Ülkemiz de kadın düşmanlığı çığ gibi büyüyerek devam ediyor. En son bir tiyatro oyunun da kadınların rolleri kısıtlanarak sahneye çıkmaları engellendi ve pasifize edildiler. Kadınlar sahnenin kıyısında aktif rol almadan bekletildiler. Her ne kadar oyunun içeriğini engelleyen muhterem kadın düşmanı, kadınların oyun oynamasını engellemediğini inkar etse de ne yazık ki gerçek, oyuncuların ikrar etmesiyle gün yüzüne çıktı.
Anlamıyorum, bu muhteremleri de bir kadın doğurmadı mı, sütü ile beslemedi mi, bu düşmanlık riyakârlık nereden geliyor. Bu kadın düşmanlığı nereden geliyor.
Birisi çıkıyor kadınlarınızı dövün, kadın dövüldükçe şükredermiş diyor.
Bir başkası başı açık kadın, perdesi olmayan veya açık eve benzetiyor. Yani diyor ki o tür kadınlar meşreptir, davet kardır.
Başka biri kadınları sadece cinsel obje olarak görüyor.
Hani cennet anaların ayağının altındaydı.

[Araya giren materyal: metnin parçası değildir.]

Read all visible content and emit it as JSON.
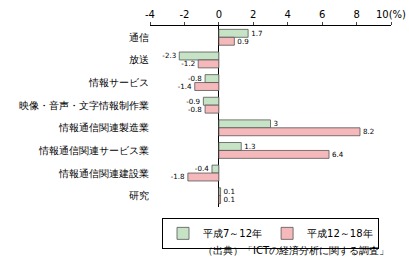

Ne oluyor biz Müslümanlara, aramıza kin tohumlarını kim atıyor. Kadınları bu denli aşağılanmasına kim neden izin veriyor.
Edep yahu edep artık.
Bu arsız, namussuz düşüncelerden bıktık artık.
Düşün kadınların üzerinden be…!
Sizin erkekliğiniz yerin dibine batsın.
Sevgi, saygı hoş görülü olmayı unuttuk.
Sahi hukuk nerede, kadınlara bunca yapılan saldırı ve haksızlıkların karşısında hukuk ne işe yarıyor. Neden susuyor ya da susturuluyor.
Anlamadınız mı hala, nerenizi yırtarsanız yırtın, kadınları eski çağlara sürükleyemeyeceksiniz.
Onlar hayatımızın her basamağında vardır ve var olmaya devam edeceklerdir. Kadın düşmanlığı artık sınır tanımıyor.
Sizi büyüten ananıza, her şeyinizi paylaştığınız eşinize, kız evlatlarınıza hiç mi saygınız yok.
Embesilli beyinler kadınlardan neden intikam alıyorlar, elbet bir gün anlayacağız. Asıl o zaman bu muhteremlerin ampulü sönecektir.